3. “O” Oportunity (Peluang), adalah segala sesuatu yang dapat menunjang keberhasilan
cita-cita / karier.
4. “T” Traits (Ancaman), adalah segala sesuatu yang dapat menggagalkan keberhasilan
citacita/ karier yang berasal dari diri sendiri atau lingkungan.
Pemecahhan masalah dapat dilakukan dengan Zero Mind Proses; melepas belenggu
mental, maka emosi terkendali, akal.logika berpikir terjadi ketenangan batin, berserah diri kepada
Tuhan.

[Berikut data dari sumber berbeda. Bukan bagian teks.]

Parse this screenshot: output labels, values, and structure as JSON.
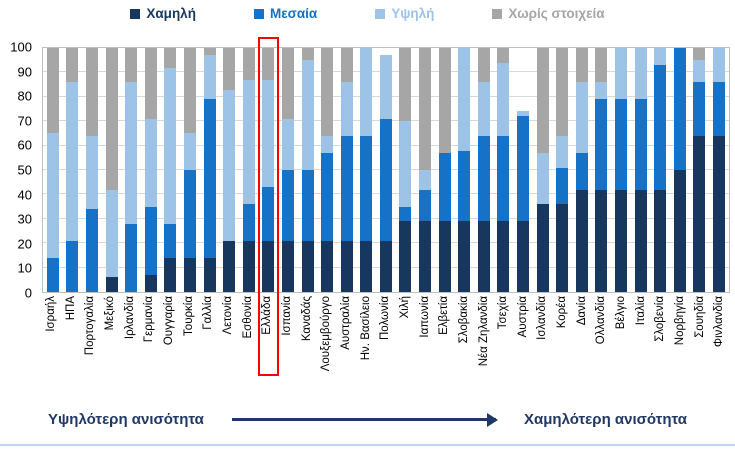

Maka potensi energi dan nilai spiritual muncul dan bangkit tercipta dalam bentuk aplikasi
nyata.
17
BAB III
PENUTUP
A. Kesimpulan
IQ merupakan keseluruhan individu untuk berfikir dan bertindak secara logis terarah, serta
mengolah dan mengusai lingkungan secara efektif, serta mampu belajar dari pengalaman agar dapat
memecahkan masalah.
Emotional Quontient (EQ) merupakan kemampuan untuk mengatur emosi dari diri sendiri
dan orang lain serta mempunyai peranan penting dalam meraih kesuksesan pribadi dan
professional. EQ dianggap sebagai persyaratan bagi kesuksesan pribadi.

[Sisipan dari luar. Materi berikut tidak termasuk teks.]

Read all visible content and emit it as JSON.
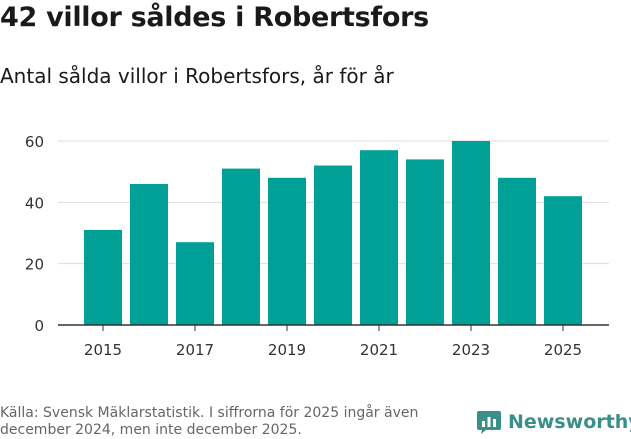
{
  "title": "42 villor såldes i Robertsfors",
  "subtitle": "Antal sålda villor i Robertsfors, år för år",
  "footer": {
    "note": "Källa: Svensk Mäklarstatistik. I siffrorna för 2025 ingår även december 2024, men inte december 2025.",
    "brand": "Newsworthy",
    "brand_icon": "newsworthy-logo-icon"
  },
  "colors": {
    "bar": "#00a096",
    "brand": "#3a8f88",
    "grid": "#dddddd",
    "axis": "#333333"
  },
  "chart_data": {
    "type": "bar",
    "title": "",
    "xlabel": "",
    "ylabel": "",
    "categories": [
      "2015",
      "2016",
      "2017",
      "2018",
      "2019",
      "2020",
      "2021",
      "2022",
      "2023",
      "2024",
      "2025"
    ],
    "values": [
      31,
      46,
      27,
      51,
      48,
      52,
      57,
      54,
      60,
      48,
      42
    ],
    "x_tick_labels": [
      "2015",
      "2017",
      "2019",
      "2021",
      "2023",
      "2025"
    ],
    "y_ticks": [
      0,
      20,
      40,
      60
    ],
    "ylim": [
      0,
      60
    ],
    "grid": true,
    "legend": "none"
  }
}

Kecerdasan spiritual (SQ) adalah sumber yang mengilhami, menyemangati dan mengikat
diri seseorang kepada nilai-nilai kebenaran tanpa batas waktu. Juga kemampuan menilai jalan hidup
seseorang lebih bermakna dari yang lain atau tidak.

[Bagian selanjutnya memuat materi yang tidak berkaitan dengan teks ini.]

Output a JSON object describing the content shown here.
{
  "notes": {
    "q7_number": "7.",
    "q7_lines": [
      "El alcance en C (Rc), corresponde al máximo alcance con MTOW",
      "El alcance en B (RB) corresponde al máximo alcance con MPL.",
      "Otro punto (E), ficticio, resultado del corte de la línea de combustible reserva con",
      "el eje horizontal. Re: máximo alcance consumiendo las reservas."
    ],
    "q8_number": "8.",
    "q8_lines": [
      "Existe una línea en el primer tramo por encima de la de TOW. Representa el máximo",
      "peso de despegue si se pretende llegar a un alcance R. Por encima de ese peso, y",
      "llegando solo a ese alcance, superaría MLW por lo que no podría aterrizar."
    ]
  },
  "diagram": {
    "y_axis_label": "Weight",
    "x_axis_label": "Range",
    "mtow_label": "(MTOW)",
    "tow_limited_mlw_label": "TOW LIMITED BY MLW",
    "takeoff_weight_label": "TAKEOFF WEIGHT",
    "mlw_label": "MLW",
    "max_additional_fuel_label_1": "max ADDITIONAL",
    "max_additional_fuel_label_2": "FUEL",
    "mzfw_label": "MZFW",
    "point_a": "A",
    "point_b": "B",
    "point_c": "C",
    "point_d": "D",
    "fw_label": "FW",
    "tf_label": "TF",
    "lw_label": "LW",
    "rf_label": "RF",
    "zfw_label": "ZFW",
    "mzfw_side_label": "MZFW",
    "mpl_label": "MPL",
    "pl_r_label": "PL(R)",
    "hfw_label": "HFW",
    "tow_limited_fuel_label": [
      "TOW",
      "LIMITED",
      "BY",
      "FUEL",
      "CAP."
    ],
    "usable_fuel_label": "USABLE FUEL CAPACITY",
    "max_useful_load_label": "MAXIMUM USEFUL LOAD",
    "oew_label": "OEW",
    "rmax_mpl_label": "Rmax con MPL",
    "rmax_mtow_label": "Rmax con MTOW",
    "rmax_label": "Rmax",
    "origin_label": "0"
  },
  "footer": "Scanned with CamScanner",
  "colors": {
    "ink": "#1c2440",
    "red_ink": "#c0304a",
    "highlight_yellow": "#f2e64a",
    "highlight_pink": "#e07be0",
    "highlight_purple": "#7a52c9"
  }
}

Kecerdasan kreativitas adalah potensi seseorang untuk memunculkan suatu penemuan baru
dalam bidang ilmu dan tekhnologi serta semua bidang usaha lainnya, untuk memenuhi kebutuhan
yang lebih kompleks.
B. Saran
Dalam setiap diri manusia, terdapat IQ, EQ, SQ, CQ, dan AQ. Maka diperlukannya
keseimbangan hal tersebut dalam setiap diri manusia agar kinerja yang dilakukan dapat terwujud
degan baik dan maksimal.
Kami menyadari sepenuhnya bahwa masih ada kekurangan, baik dari susunan kalimat
maupun tata bahasanya. Oleh karena itu, dengan senang hati kami menerima segala saran dan kritik
dari pembaca agar makalah ini dapat diperbaiki menjadi lebih baik.